Socrates would have encouraged protests like freshman Columbia and Barnard University students Lila and Shoshana raise signs while pro-Palestinian supporters protest outside Columbia University. Photo: AAP/Yuki Iwamura

Incredulous at the divine claim, Socrates proceeded to go to the wisest men of his days: expert craftsmen, politicians, poets, and more, in order to prove that they were wiser than he. Yet, in each case, Socrates discovered that while they were expert in their own domains, they made the error of imagining that their expertise translated into other fields of knowledge as well. For Socrates, this category error indicated that he was at least a little wiser than these men, because he could admit what he didn’t know.

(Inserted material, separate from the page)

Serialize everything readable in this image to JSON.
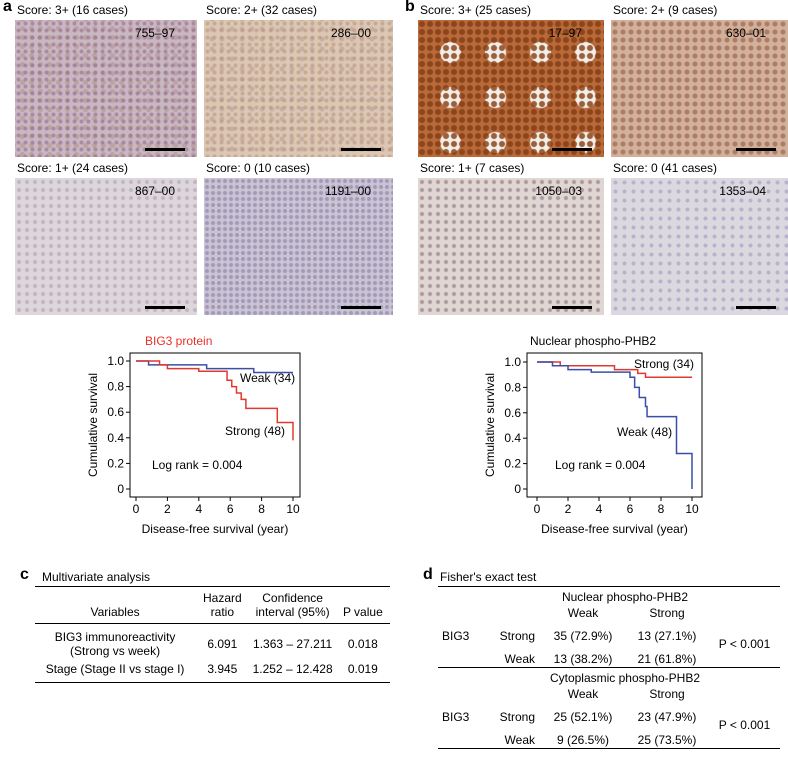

Today the problem of public figures with narrow expertise–or some financial success–opining on everything from infectious disease to military conflicts will surprise no one. Socrates used the famous metaphor of the gadfly “stinging the sluggish horse of the state of Athens into action” to characterise his service to his people. His interminable questioning, his striving for the truth, and his exposure of others’ hypocrisy had to be unquestionably political, or else, why would he be tried, convicted, and sentenced to death by the state?

It is nearly impossible to open the opinion section of any publication in the United States, Australia, or Great Britain – the Anglosphere – without encountering some complaints about the politicisation of education that fails to articulate what Universities should be for if not for the pursuit of knowledge, wisdom, and truth.

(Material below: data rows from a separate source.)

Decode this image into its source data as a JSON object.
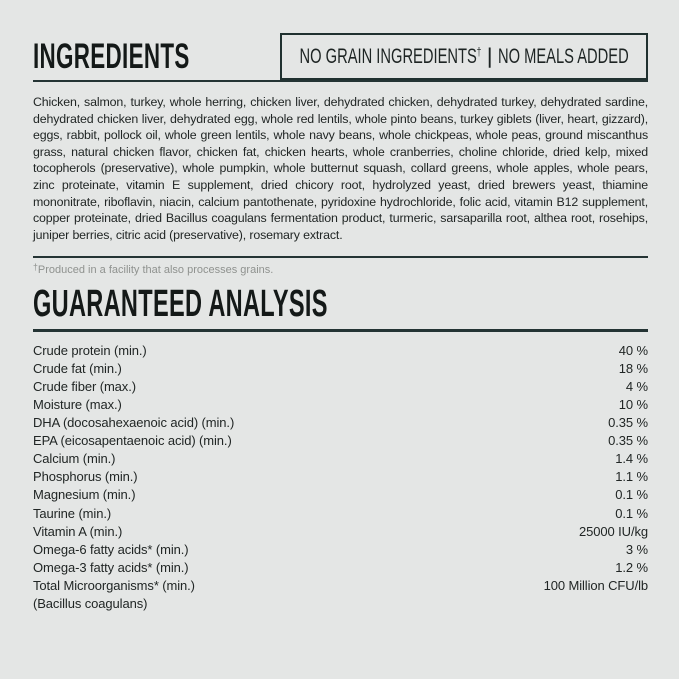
{
  "colors": {
    "background": "#e4e6e5",
    "text": "#212625",
    "heading": "#141918",
    "rule": "#243434",
    "muted": "#8f928f"
  },
  "ingredients_section": {
    "title": "INGREDIENTS",
    "badge": {
      "left_text": "NO GRAIN INGREDIENTS",
      "dagger": "†",
      "separator": "|",
      "right_text": "NO MEALS ADDED"
    },
    "body": "Chicken, salmon, turkey, whole herring, chicken liver, dehydrated chicken, dehydrated turkey, dehydrated sardine, dehydrated chicken liver, dehydrated egg, whole red lentils, whole pinto beans, turkey giblets (liver, heart, gizzard), eggs, rabbit, pollock oil, whole green lentils, whole navy beans, whole chickpeas, whole peas, ground miscanthus grass, natural chicken flavor, chicken fat, chicken hearts, whole cranberries, choline chloride, dried kelp, mixed tocopherols (preservative), whole pumpkin, whole butternut squash, collard greens, whole apples, whole pears, zinc proteinate, vitamin E supplement, dried chicory root, hydrolyzed yeast, dried brewers yeast, thiamine mononitrate, riboflavin, niacin, calcium pantothenate, pyridoxine hydrochloride, folic acid, vitamin B12 supplement, copper proteinate, dried Bacillus coagulans fermentation product, turmeric, sarsaparilla root, althea root, rosehips, juniper berries, citric acid (preservative), rosemary extract.",
    "footnote_dagger": "†",
    "footnote_text": "Produced in a facility that also processes grains."
  },
  "guaranteed_analysis": {
    "title": "GUARANTEED ANALYSIS",
    "rows": [
      {
        "label": "Crude protein (min.)",
        "value": "40 %"
      },
      {
        "label": "Crude fat (min.)",
        "value": "18 %"
      },
      {
        "label": "Crude fiber (max.)",
        "value": "4 %"
      },
      {
        "label": "Moisture (max.)",
        "value": "10 %"
      },
      {
        "label": "DHA (docosahexaenoic acid) (min.)",
        "value": "0.35 %"
      },
      {
        "label": "EPA (eicosapentaenoic acid) (min.)",
        "value": "0.35 %"
      },
      {
        "label": "Calcium (min.)",
        "value": "1.4 %"
      },
      {
        "label": "Phosphorus (min.)",
        "value": "1.1 %"
      },
      {
        "label": "Magnesium (min.)",
        "value": "0.1 %"
      },
      {
        "label": "Taurine (min.)",
        "value": "0.1 %"
      },
      {
        "label": "Vitamin A (min.)",
        "value": "25000 IU/kg"
      },
      {
        "label": "Omega-6 fatty acids* (min.)",
        "value": "3 %"
      },
      {
        "label": "Omega-3 fatty acids* (min.)",
        "value": "1.2 %"
      },
      {
        "label": "Total Microorganisms* (min.)",
        "value": "100 Million CFU/lb"
      },
      {
        "label": "(Bacillus coagulans)",
        "value": ""
      }
    ]
  }
}
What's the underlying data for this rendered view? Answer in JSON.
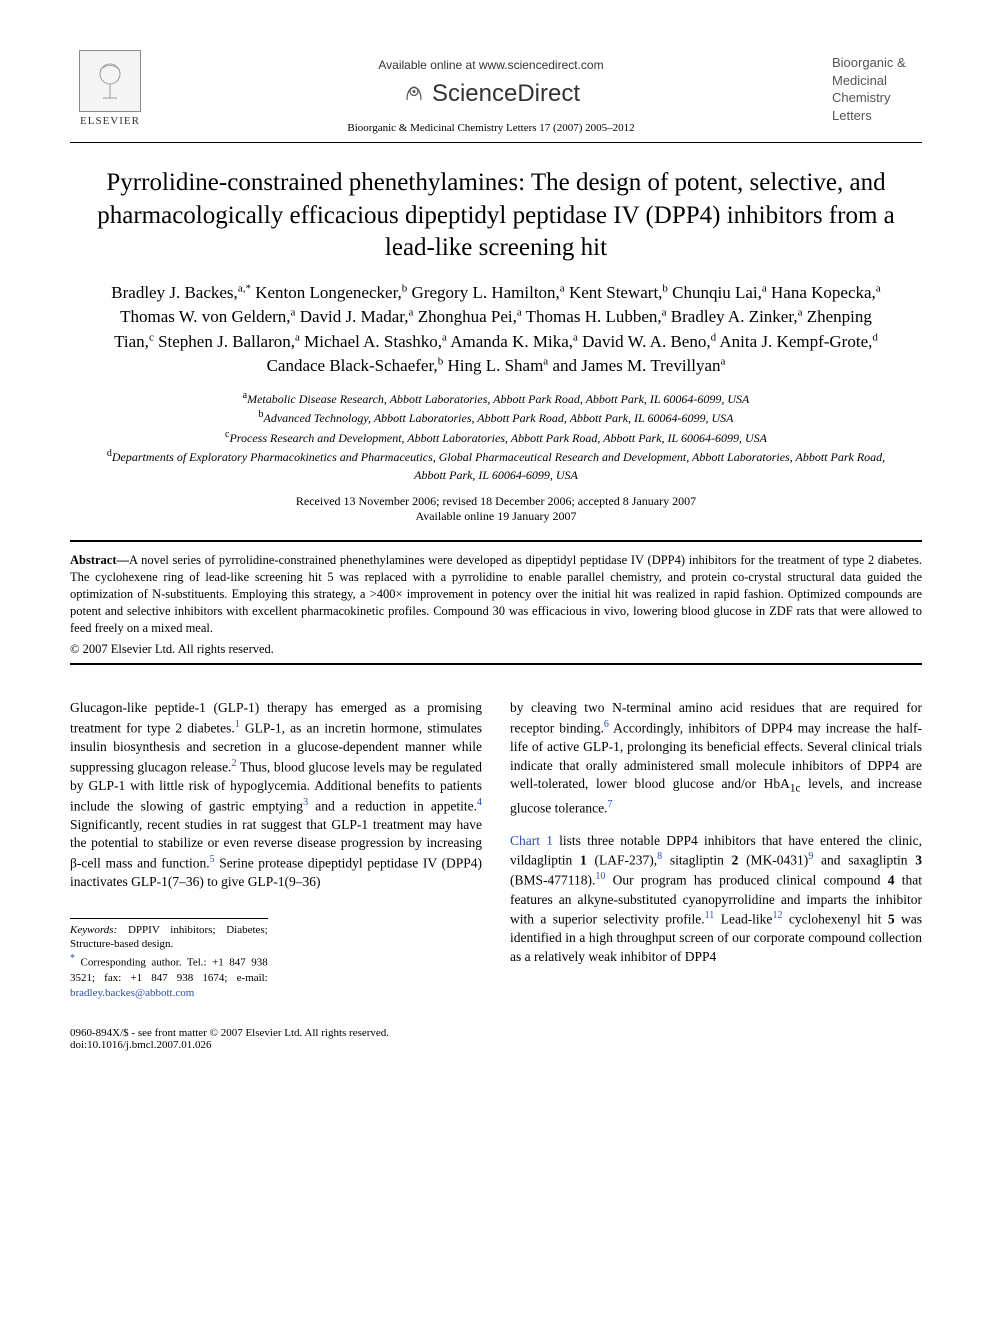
{
  "header": {
    "available_online": "Available online at www.sciencedirect.com",
    "sciencedirect": "ScienceDirect",
    "elsevier": "ELSEVIER",
    "citation": "Bioorganic & Medicinal Chemistry Letters 17 (2007) 2005–2012",
    "journal_cover": "Bioorganic & Medicinal Chemistry Letters"
  },
  "title": "Pyrrolidine-constrained phenethylamines: The design of potent, selective, and pharmacologically efficacious dipeptidyl peptidase IV (DPP4) inhibitors from a lead-like screening hit",
  "authors_html": "Bradley J. Backes,<sup>a,*</sup> Kenton Longenecker,<sup>b</sup> Gregory L. Hamilton,<sup>a</sup> Kent Stewart,<sup>b</sup> Chunqiu Lai,<sup>a</sup> Hana Kopecka,<sup>a</sup> Thomas W. von Geldern,<sup>a</sup> David J. Madar,<sup>a</sup> Zhonghua Pei,<sup>a</sup> Thomas H. Lubben,<sup>a</sup> Bradley A. Zinker,<sup>a</sup> Zhenping Tian,<sup>c</sup> Stephen J. Ballaron,<sup>a</sup> Michael A. Stashko,<sup>a</sup> Amanda K. Mika,<sup>a</sup> David W. A. Beno,<sup>d</sup> Anita J. Kempf-Grote,<sup>d</sup> Candace Black-Schaefer,<sup>b</sup> Hing L. Sham<sup>a</sup> and James M. Trevillyan<sup>a</sup>",
  "affiliations": {
    "a": "Metabolic Disease Research, Abbott Laboratories, Abbott Park Road, Abbott Park, IL 60064-6099, USA",
    "b": "Advanced Technology, Abbott Laboratories, Abbott Park Road, Abbott Park, IL 60064-6099, USA",
    "c": "Process Research and Development, Abbott Laboratories, Abbott Park Road, Abbott Park, IL 60064-6099, USA",
    "d": "Departments of Exploratory Pharmacokinetics and Pharmaceutics, Global Pharmaceutical Research and Development, Abbott Laboratories, Abbott Park Road, Abbott Park, IL 60064-6099, USA"
  },
  "dates": {
    "received": "Received 13 November 2006; revised 18 December 2006; accepted 8 January 2007",
    "online": "Available online 19 January 2007"
  },
  "abstract_label": "Abstract—",
  "abstract_text": "A novel series of pyrrolidine-constrained phenethylamines were developed as dipeptidyl peptidase IV (DPP4) inhibitors for the treatment of type 2 diabetes. The cyclohexene ring of lead-like screening hit 5 was replaced with a pyrrolidine to enable parallel chemistry, and protein co-crystal structural data guided the optimization of N-substituents. Employing this strategy, a >400× improvement in potency over the initial hit was realized in rapid fashion. Optimized compounds are potent and selective inhibitors with excellent pharmacokinetic profiles. Compound 30 was efficacious in vivo, lowering blood glucose in ZDF rats that were allowed to feed freely on a mixed meal.",
  "copyright": "© 2007 Elsevier Ltd. All rights reserved.",
  "body": {
    "col1_html": "Glucagon-like peptide-1 (GLP-1) therapy has emerged as a promising treatment for type 2 diabetes.<sup>1</sup> GLP-1, as an incretin hormone, stimulates insulin biosynthesis and secretion in a glucose-dependent manner while suppressing glucagon release.<sup>2</sup> Thus, blood glucose levels may be regulated by GLP-1 with little risk of hypoglycemia. Additional benefits to patients include the slowing of gastric emptying<sup>3</sup> and a reduction in appetite.<sup>4</sup> Significantly, recent studies in rat suggest that GLP-1 treatment may have the potential to stabilize or even reverse disease progression by increasing β-cell mass and function.<sup>5</sup> Serine protease dipeptidyl peptidase IV (DPP4) inactivates GLP-1(7–36) to give GLP-1(9–36)",
    "col2_html": "by cleaving two N-terminal amino acid residues that are required for receptor binding.<sup>6</sup> Accordingly, inhibitors of DPP4 may increase the half-life of active GLP-1, prolonging its beneficial effects. Several clinical trials indicate that orally administered small molecule inhibitors of DPP4 are well-tolerated, lower blood glucose and/or HbA<sub>1c</sub> levels, and increase glucose tolerance.<sup>7</sup>",
    "col2b_html": "<a>Chart 1</a> lists three notable DPP4 inhibitors that have entered the clinic, vildagliptin <b>1</b> (LAF-237),<sup>8</sup> sitagliptin <b>2</b> (MK-0431)<sup>9</sup> and saxagliptin <b>3</b> (BMS-477118).<sup>10</sup> Our program has produced clinical compound <b>4</b> that features an alkyne-substituted cyanopyrrolidine and imparts the inhibitor with a superior selectivity profile.<sup>11</sup> Lead-like<sup>12</sup> cyclohexenyl hit <b>5</b> was identified in a high throughput screen of our corporate compound collection as a relatively weak inhibitor of DPP4"
  },
  "footnotes": {
    "keywords_label": "Keywords:",
    "keywords": " DPPIV inhibitors; Diabetes; Structure-based design.",
    "corresponding": "Corresponding author. Tel.: +1 847 938 3521; fax: +1 847 938 1674; e-mail: ",
    "email": "bradley.backes@abbott.com"
  },
  "footer": {
    "left": "0960-894X/$ - see front matter © 2007 Elsevier Ltd. All rights reserved.",
    "doi": "doi:10.1016/j.bmcl.2007.01.026"
  },
  "colors": {
    "link": "#2a4db0",
    "text": "#000000",
    "background": "#ffffff",
    "rule": "#000000"
  },
  "typography": {
    "title_fontsize": 25,
    "authors_fontsize": 17,
    "affil_fontsize": 12,
    "abstract_fontsize": 12.5,
    "body_fontsize": 13.5,
    "footnote_fontsize": 11
  }
}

In recent years, the toxic combination of public opinion and partisan politics has targeted scholars and programs that teach gender studies, critical race studies, sociology, and historical frameworks like post-colonial theory.

Each of these disciplines have been on trial because–like Socrates–they call the entrenched power of our culture into question. They ask how culture creates categories of gender and falsely essentialises biology; they ask us to consider the historical and lingering effects of slavery and racism on modern wealth; they demand we consider a system of penal ‘justice’ and imprisonment that perpetuates our ancient crimes; and they force us to at least acknowledge the impact that European colonialism has on inequality and violence today.

The irony of these disciplines facing a kind of symbolic hemlock–delivered by financial cuts and op-ed punditry–is lost on many who invoke Socrates as one of those wonderful founders of western culture. But the truth as I see it is that Socrates offers the most important model left for the future of academic work. Universities need to preserve and transmit knowledge; we should be engines of economic growth and change; and we should strive to create a culture where people acknowledge what they don’t know and seek a greater truth together.

Plato’s Socrates made people uncomfortable. As institutions that embrace the search for all kinds of knowledge from the perspective of every person who joins their communities, Universities should be loci of discomfort: they must help us reconsider the history of our world and to question the basic assumptions that underlie it. This was part of the core mission of the founding of my own institution–Brandeis University–whose motto emmet translates as “truth even unto its innermost parts”.

Like Socrates and the people of Athens, we cannot always be assured of great discoveries or getting others to accept our point of view. But by dedicating ourselves to an honest and relentless inquiry, we get one step closer to wisdom in accepting all of those things we do not know.

Joel Christensen is Professor and Senior Associate Dean for Faculty Affairs at Brandeis University. He has published extensively and some of his work include Homer’s Thebes (2019) and A Commentary on the Homeric Battle of Frogs and Mice (2018). In 2020, he published The Many-Minded Man: the Odyssey, Psychology, and the Therapy of Epic with Cornell University Press.